For Wednesday: "Monos and Daimonos," "The Victim," "Life in Death," or "The Curse"

A 2010 comedy based on the Burke and Hare murders--commemorated in the story, "The Victim"

For Wednesday: From Polidori’s The Vampire and Other Tales of the Macabre: Bulwer, “Monos and Daimonos” (53-61), Anonymous, “The Victim” (87-98), “Life in Death” (130-137). Note—you can read “The Curse” instead of “Life in Death” if you wish, or if you already read it.

Answer TWO of the following:

Q1: In “The Victim,” the doctor examines the young woman’s corpse and claims the sight “afforded me a pleasure, so mixed up with all that was horrid, that I sincerely hope it will never fall to my lot to have a second experience of that same feeling” (92). Nevertheless, he feels impelled to kiss the corpse as well. Why do so many of these stories linger of the vision of a female corpse (we saw this in The Vampyre, too)? Why show this to the reader?

Q2: How does one or more of these stories create the Gothic device of “based upon a true story” in its narrative? What elements strike a reader (esp. of this time) as too specific to be made up? Also, how might the author exploit sensibility (strong emotion) to confuse the fictional nature of the story?

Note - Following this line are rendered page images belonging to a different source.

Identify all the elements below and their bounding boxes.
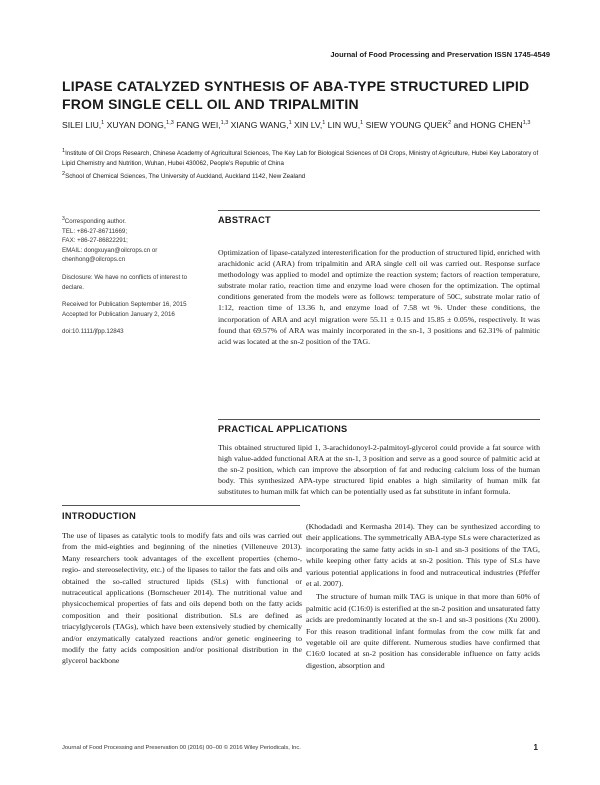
intro-paragraph: The structure of human milk TAG is unique in that more than 60% of palmitic acid (C16:0) is esterified at the sn-2 position and unsaturated fatty acids are predominantly located at the sn-1 and sn-3 positions (Xu 2000). For this reason traditional infant formulas from the cow milk fat and vegetable oil are quite different. Numerous studies have confirmed that C16:0 located at sn-2 position has considerable influence on fatty acids digestion, absorption and: [306, 592, 540, 670]
intro-section: [62, 505, 300, 521]
author: SILEI LIU,$^1$: [62, 119, 105, 130]
divider: [62, 505, 300, 506]
intro-heading: INTRODUCTION: [62, 511, 137, 521]
footer-citation: Journal of Food Processing and Preservation 00 (2016) 00–00 © 2016 Wiley Periodicals, Inc.: [62, 745, 301, 751]
page-number: 1: [533, 743, 538, 752]
disclosure: Disclosure: We have no conflicts of interest to declare.: [62, 274, 188, 291]
author: and HONG CHEN$^{1,3}$: [451, 119, 531, 130]
abstract-text: Optimization of lipase-catalyzed interesterification for the production of structured lipid, enriched with arachidonic acid (ARA) from tripalmitin and ARA single cell oil was carried out. Response surface methodology was applied to model and optimize the reaction system; factors of reaction temperature, substrate molar ratio, reaction time and enzyme load were chosen for the optimization. The optimal conditions generated from the models were as follows: temperature of 50C, substrate molar ratio of 1:12, reaction time of 13.36 h, and enzyme load of 7.58 wt %. Under these conditions, the incorporation of ARA and acyl migration were 55.11 ± 0.15 and 15.85 ± 0.05%, respectively. It was found that 69.57% of ARA was mainly incorporated in the sn-1, 3 positions and 62.31% of palmitic acid was located at the sn-2 position of the TAG.: [218, 248, 540, 346]
article-info-sidebar: [62, 215, 210, 337]
author: SIEW YOUNG QUEK$^2$: [363, 119, 452, 130]
intro-paragraph: (Khodadadi and Kermasha 2014). They can be synthesized according to their applications. The symmetrically ABA-type SLs were characterized as incorporating the same fatty acids in sn-1 and sn-3 positions of the TAG, while keeping other fatty acids at sn-2 position. This type of SLs have various potential applications in food and nutraceutical industries (Pfeffer et al. 2007).: [306, 522, 540, 589]
affiliation: $^1$Institute of Oil Crops Research, Chinese Academy of Agricultural Sciences, The Key Lab for Biological Sciences of Oil Crops, Ministry of Agriculture, Hubei Key Laboratory of Lipid Chemistry and Nutrition, Wuhan, Hubei 430062, People's Republic of China: [62, 148, 539, 168]
article-title: LIPASE CATALYZED SYNTHESIS OF ABA-TYPE STRUCTURED LIPID FROM SINGLE CELL OIL AND TRIPALMITIN: [62, 78, 530, 112]
correspondence-block: $^3$Corresponding author. TEL: +86-27-86711669; FAX: +86-27-86822291; EMAIL: dongxuyan@oilcrops.cn or chenhong@oilcrops.cn: [62, 215, 210, 265]
doi-link[interactable]: doi:10.1111/jfpp.12843: [62, 328, 124, 336]
author: XUYAN DONG,$^{1,3}$: [104, 119, 174, 130]
practical-section: [218, 419, 540, 497]
author: FANG WEI,$^{1,3}$: [173, 119, 229, 130]
intro-paragraph: The use of lipases as catalytic tools to modify fats and oils was carried out from the mid-eighties and beginning of the nineties (Villeneuve 2013). Many researchers took advantages of the excellent properties (chemo-, regio- and stereoselectivity, etc.) of the lipases to tailor the fats and oils and obtained the so-called structured lipids (SLs) with functional or nutraceutical applications (Bornscheuer 2014). The nutritional value and physicochemical properties of fats and oils depend both on the fatty acids composition and their positional distribution. SLs are defined as triacylglycerols (TAGs), which have been extensively studied by chemically and/or enzymatically catalyzed reactions and/or genetic engineering to modify the fatty acids composition and/or positional distribution in the glycerol backbone: [62, 531, 302, 666]
email-link[interactable]: EMAIL: dongxuyan@oilcrops.cn or chenhong@oilcrops.cn: [62, 246, 158, 264]
affiliation: $^2$School of Chemical Sciences, The University of Auckland, Auckland 1142, New Zealand: [62, 171, 306, 181]
practical-text: This obtained structured lipid 1, 3-arachidonoyl-2-palmitoyl-glycerol could provide a fat source with high value-added functional ARA at the sn-1, 3 position and serve as a good source of palmitic acid at the sn-2 position, which can improve the absorption of fat and reducing calcium loss of the human body. This synthesized APA-type structured lipid enables a high similarity of human milk fat substitutes to human milk fat which can be potentially used as fat substitute in infant formula.: [218, 443, 540, 497]
abstract-heading: ABSTRACT: [218, 215, 271, 225]
intro-column-1: [62, 530, 302, 667]
author-list: [62, 117, 532, 131]
author: XIANG WANG,$^1$: [228, 119, 292, 130]
author: XIN LV,$^1$: [291, 119, 326, 130]
publication-dates: Received for Publication September 16, 2015 Accepted for Publication January 2, 2016: [62, 301, 187, 318]
practical-heading: PRACTICAL APPLICATIONS: [218, 424, 348, 434]
intro-column-2: [306, 521, 540, 671]
journal-header: Journal of Food Processing and Preservation ISSN 1745-4549: [330, 50, 550, 59]
divider: [218, 419, 540, 420]
divider: [218, 210, 540, 211]
author: LIN WU,$^1$: [325, 119, 364, 130]
affiliations: [62, 146, 552, 183]
abstract-section: [218, 210, 540, 347]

Q3: The story, “Monos and Daimonos” is a classic story of a doppleganger, or double. The word “monos” means “single” and “daimonos” means demon/spirit, though both words are curiously similar (“Daimonos” contains “monos”). How might the two characters in the story be linked, and how does the author suggest that there is only one person throughout?

Q4: Two of these stories are by anonymous writers, which is curious, since authorship wasn’t especially taboo and many writers made their fame through publishing in fashionable Gothic journals such as Blackwood’s or New Monthly Magazine. Why might an author have decided to suppress his or her identity with these particular stories? What might they have been hiding…and why might there have been more anonymous stories in the 19th century than in the 20th?